In quel momento Osiride si liberò della donna con cui stava lottando, piantandole lo scettro nel ventre e poi muovendolo di lato, come fosse una spada, per squarciarle la pelle. Pur ferita, pur imbrattata di sangue e budella, la furia della Erinni non sembrava placarsi, addirittura cresceva, infoiata da un appetito insaziabile. Inorridito, il Dio pensò che sarebbe giunta a cibarsi del suo stesso corpo smembrato.

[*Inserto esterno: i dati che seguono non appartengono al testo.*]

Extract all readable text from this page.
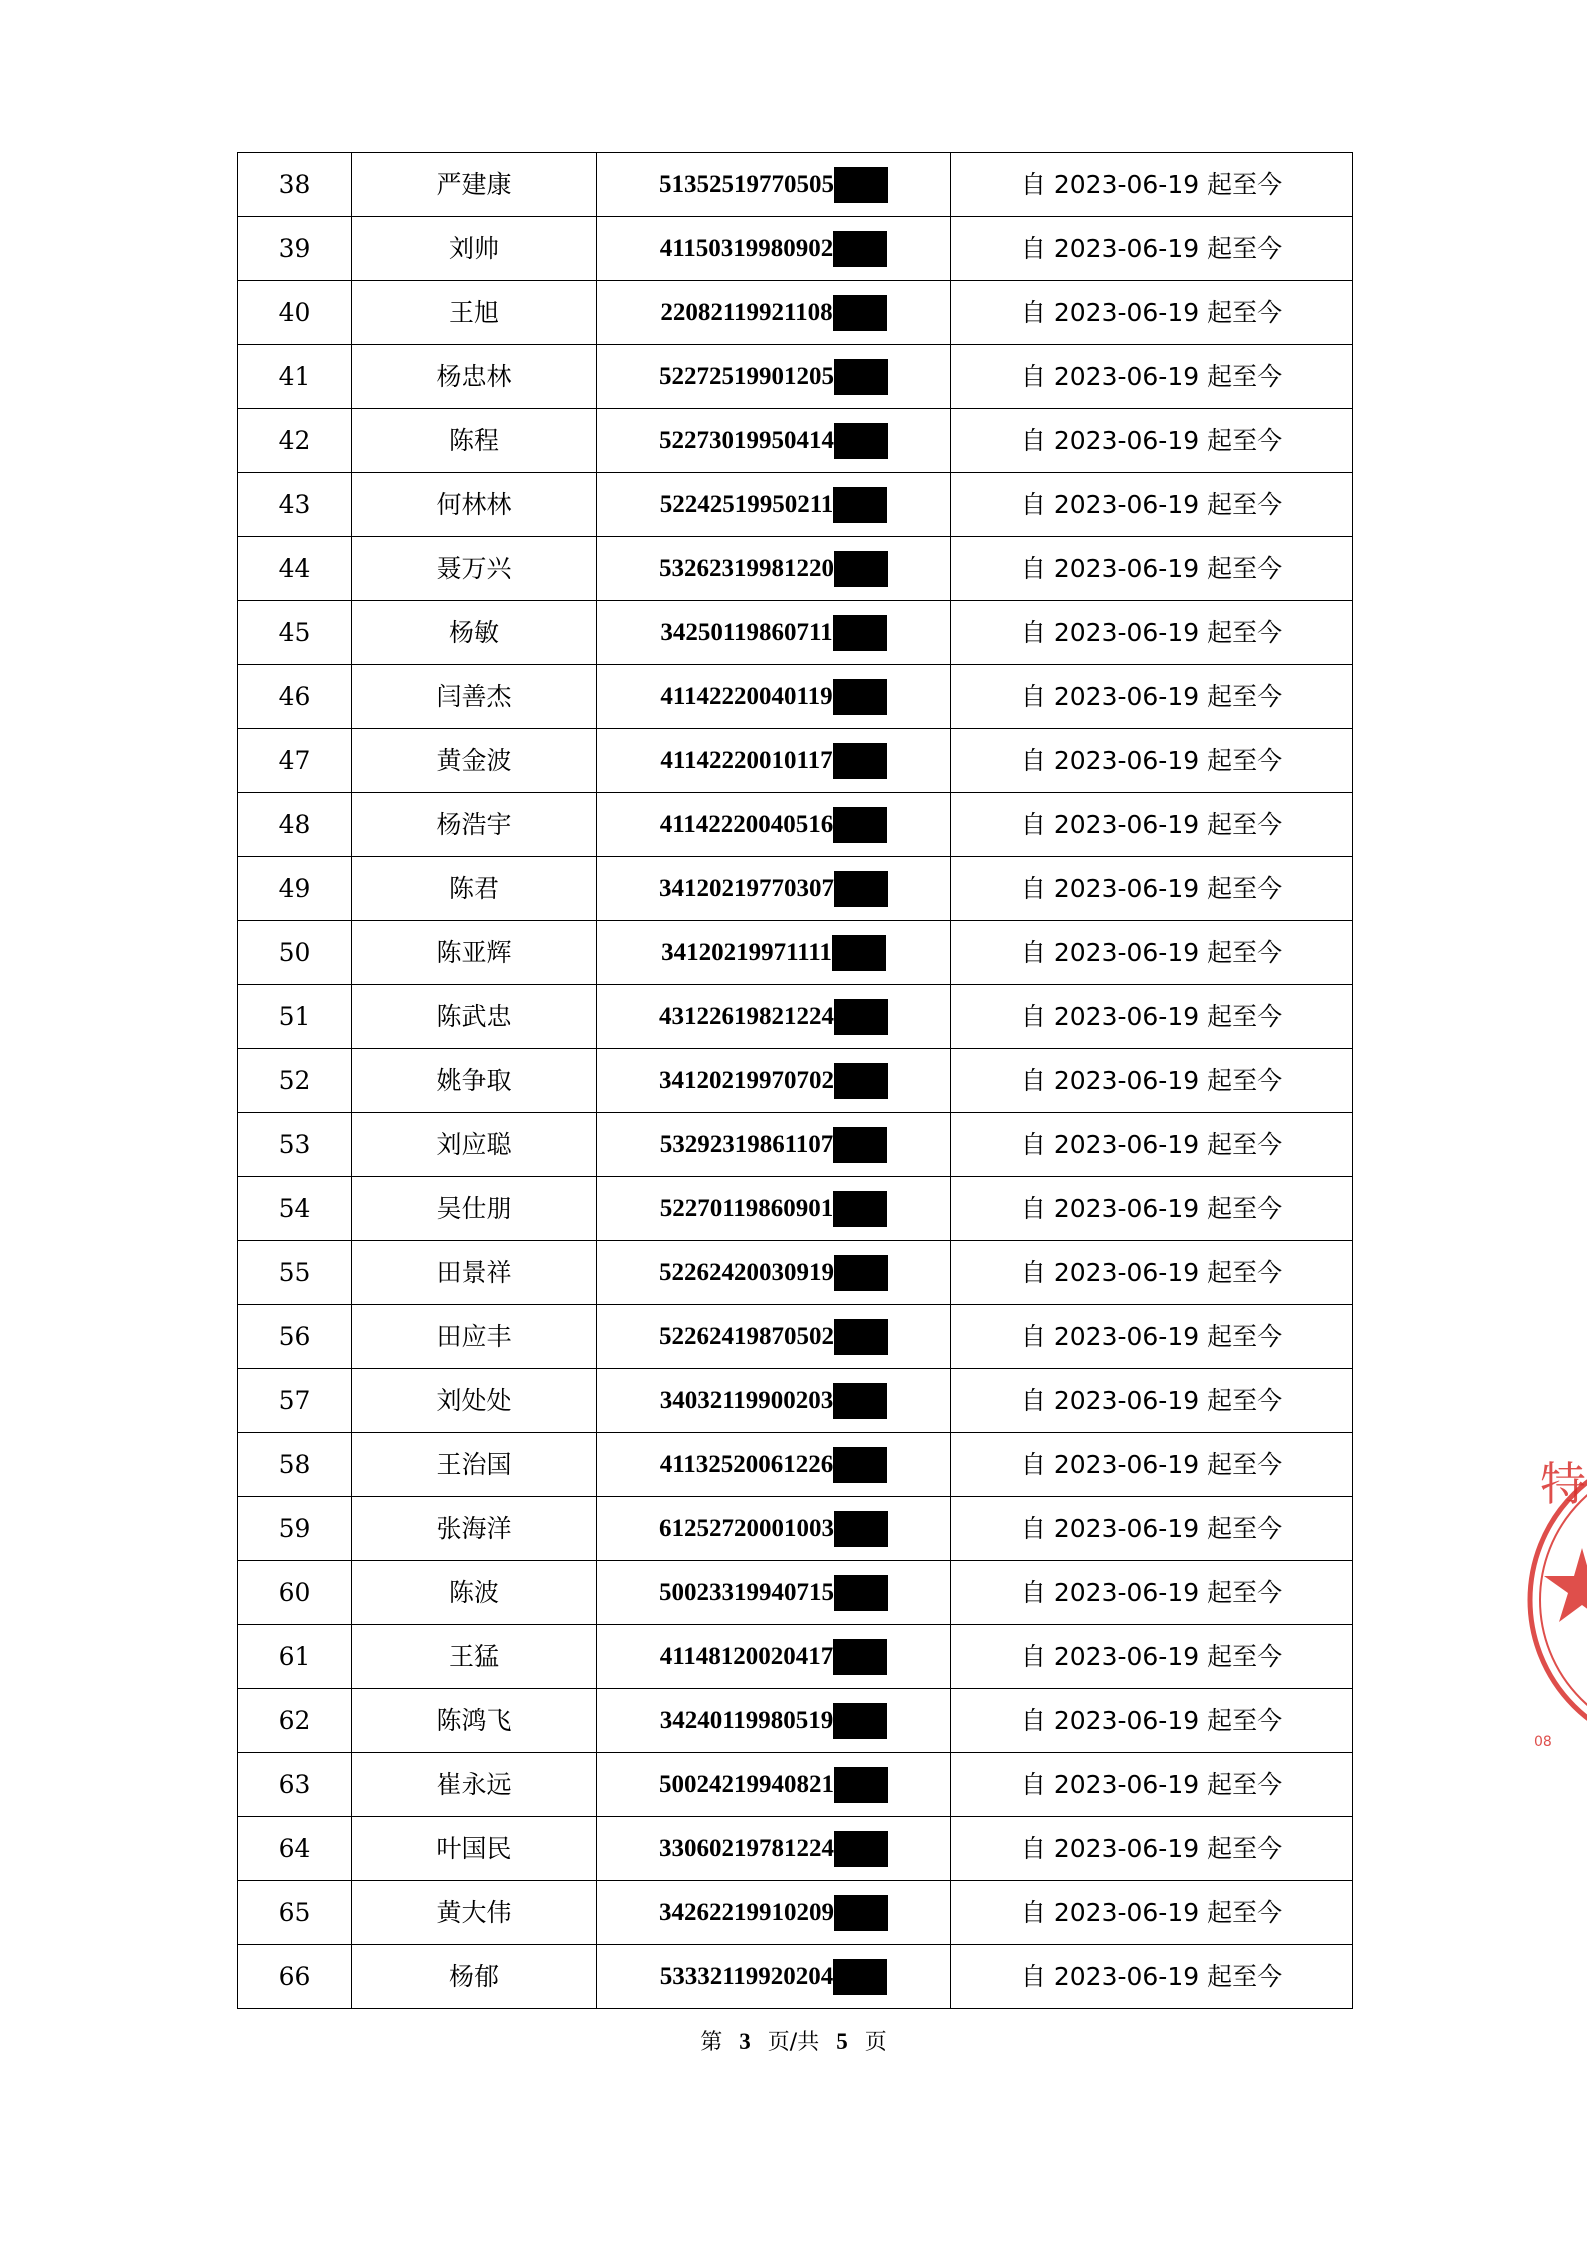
38	严建康	51352519770505	自 2023-06-19 起至今
39	刘帅	41150319980902	自 2023-06-19 起至今
40	王旭	22082119921108	自 2023-06-19 起至今
41	杨忠林	52272519901205	自 2023-06-19 起至今
42	陈程	52273019950414	自 2023-06-19 起至今
43	何林林	52242519950211	自 2023-06-19 起至今
44	聂万兴	53262319981220	自 2023-06-19 起至今
45	杨敏	34250119860711	自 2023-06-19 起至今
46	闫善杰	41142220040119	自 2023-06-19 起至今
47	黄金波	41142220010117	自 2023-06-19 起至今
48	杨浩宇	41142220040516	自 2023-06-19 起至今
49	陈君	34120219770307	自 2023-06-19 起至今
50	陈亚辉	34120219971111	自 2023-06-19 起至今
51	陈武忠	43122619821224	自 2023-06-19 起至今
52	姚争取	34120219970702	自 2023-06-19 起至今
53	刘应聪	53292319861107	自 2023-06-19 起至今
54	吴仕朋	52270119860901	自 2023-06-19 起至今
55	田景祥	52262420030919	自 2023-06-19 起至今
56	田应丰	52262419870502	自 2023-06-19 起至今
57	刘处处	34032119900203	自 2023-06-19 起至今
58	王治国	41132520061226	自 2023-06-19 起至今
59	张海洋	61252720001003	自 2023-06-19 起至今
60	陈波	50023319940715	自 2023-06-19 起至今
61	王猛	41148120020417	自 2023-06-19 起至今
62	陈鸿飞	34240119980519	自 2023-06-19 起至今
63	崔永远	50024219940821	自 2023-06-19 起至今
64	叶国民	33060219781224	自 2023-06-19 起至今
65	黄大伟	34262219910209	自 2023-06-19 起至今
66	杨郁	53332119920204	自 2023-06-19 起至今
第 3 页/共 5 页
特
08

"Hai scelto la migliore, come compagna di giochi!" –Disse allora una delle Empuse, intenta a smembrare un soldato poco distante. –"Aletto, l’incessante. L’Erinni che non è mai stanca e non dà requie ai suoi nemici! Buon divertimento! Igh igh!" –E rituffò la faccia nel ventre squarciato dell’uomo.
In quel momento Aletto si riscosse, tra grugniti bestiali, dirigendo le serpi maligne verso il corpo del Dio, alle cui gambe si avvolsero all’istante, stritolandole, mirando a spezzare la resistenza della Veste Divina, per raggiungere la carne al di sotto.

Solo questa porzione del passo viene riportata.